The firm said it would also need to ensure that it had backing from key customers, trade suppliers and equipment financiers for any deal to be successful. 

Walstead chairman Mark Scanlon warned that if the Polestar print sites could not be saved, as much as £100m worth of print for UK customers would transfer to continental printers, with the likelihood of “significant disruption”.

“We foresee significant disruption to the gravure and web offset printing market if the Polestar assets were to permanently cease operating and this capacity was lost for good from the UK. We believe that in this scenario up to £100 million of print would potentially have to be sourced from the continent, with all the attendant exchange rate risks, higher transport costs, and longer lead times,” Scanlon stated.

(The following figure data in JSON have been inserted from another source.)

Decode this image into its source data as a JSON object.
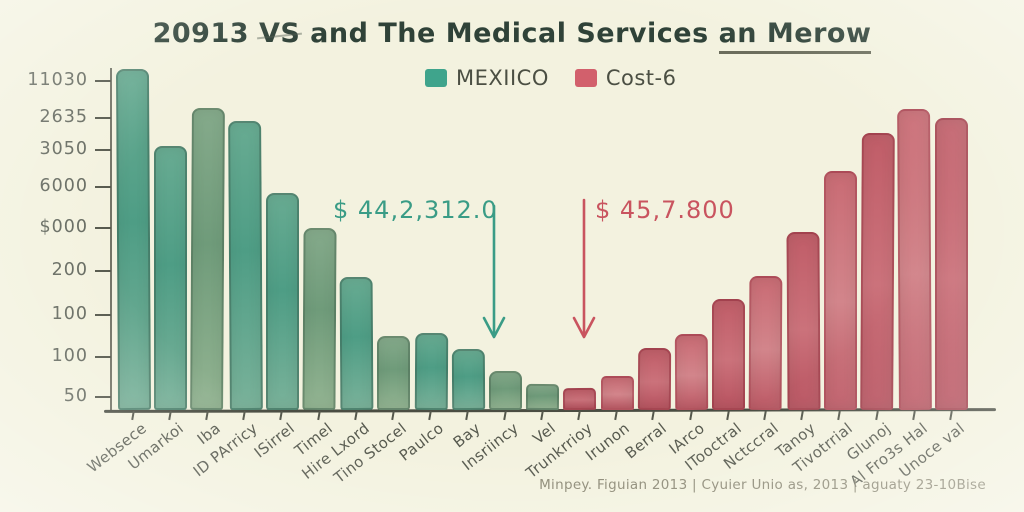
{
  "title": {
    "prefix": "20913 ",
    "vs": "VS",
    "middle": " and The Medical Services ",
    "underlined": "an Merow"
  },
  "legend": [
    {
      "label": "MEXIICO",
      "color": "#3fa48c"
    },
    {
      "label": "Cost-6",
      "color": "#d2606c"
    }
  ],
  "annotations": {
    "left": {
      "text": "$ 44,2,312.0",
      "color": "#3a9c86"
    },
    "right": {
      "text": "$ 45,7.800",
      "color": "#c9545f"
    }
  },
  "footer": "Minpey. Figuian 2013 | Cyuier Unio as, 2013 | aguaty 23-10Bise",
  "chart_data": {
    "type": "bar",
    "title": "20913 VS and The Medical Services an Merow",
    "xlabel": "",
    "ylabel": "",
    "legend_position": "top-center",
    "grid": false,
    "axis_note": "hand-drawn chart; y tick labels are non-monotonic as printed",
    "y_tick_labels": [
      "11030",
      "2635",
      "3050",
      "6000",
      "$000",
      "200",
      "100",
      "100",
      "50"
    ],
    "value_units": "relative height (px, estimated from drawing)",
    "ylim": [
      0,
      340
    ],
    "series_names": [
      "MEXIICO",
      "Cost-6"
    ],
    "bars": [
      {
        "label": "Websece",
        "series": "MEXIICO",
        "value": 337
      },
      {
        "label": "Umarkoi",
        "series": "MEXIICO",
        "value": 260
      },
      {
        "label": "Iba",
        "series": "MEXIICO",
        "value": 298
      },
      {
        "label": "ID PArricy",
        "series": "MEXIICO",
        "value": 285
      },
      {
        "label": "ISirrel",
        "series": "MEXIICO",
        "value": 213
      },
      {
        "label": "Timel",
        "series": "MEXIICO",
        "value": 178
      },
      {
        "label": "Hire Lxord",
        "series": "MEXIICO",
        "value": 129
      },
      {
        "label": "Tino Stocel",
        "series": "MEXIICO",
        "value": 70
      },
      {
        "label": "Paulco",
        "series": "MEXIICO",
        "value": 73
      },
      {
        "label": "Bay",
        "series": "MEXIICO",
        "value": 57
      },
      {
        "label": "Insriincy",
        "series": "MEXIICO",
        "value": 35
      },
      {
        "label": "Vel",
        "series": "MEXIICO",
        "value": 22
      },
      {
        "label": "Trunkrrioy",
        "series": "Cost-6",
        "value": 18
      },
      {
        "label": "Irunon",
        "series": "Cost-6",
        "value": 30
      },
      {
        "label": "Berral",
        "series": "Cost-6",
        "value": 58
      },
      {
        "label": "IArco",
        "series": "Cost-6",
        "value": 72
      },
      {
        "label": "ITooctral",
        "series": "Cost-6",
        "value": 107
      },
      {
        "label": "Nctccral",
        "series": "Cost-6",
        "value": 130
      },
      {
        "label": "Tanoy",
        "series": "Cost-6",
        "value": 174
      },
      {
        "label": "Tivotrrial",
        "series": "Cost-6",
        "value": 235
      },
      {
        "label": "Glunoj",
        "series": "Cost-6",
        "value": 273
      },
      {
        "label": "Al Fro3s Hal",
        "series": "Cost-6",
        "value": 297
      },
      {
        "label": "Unoce val",
        "series": "Cost-6",
        "value": 288
      }
    ]
  }
}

“Advertising deadlines and publisher revenues would inevitably be impacted by these increased lead times at a time when print is already losing market share to digital media. In addition there would be a significant negative impact on UK jobs. We are therefore exploring whether there are certain Polestar sites and jobs that can be saved, although in our view it is by no means certain that a viable solution can be achieved.”

YM Group is also understood to be interested in some of Polestar’s assets. Chief executive Stephen Goodman declined to comment.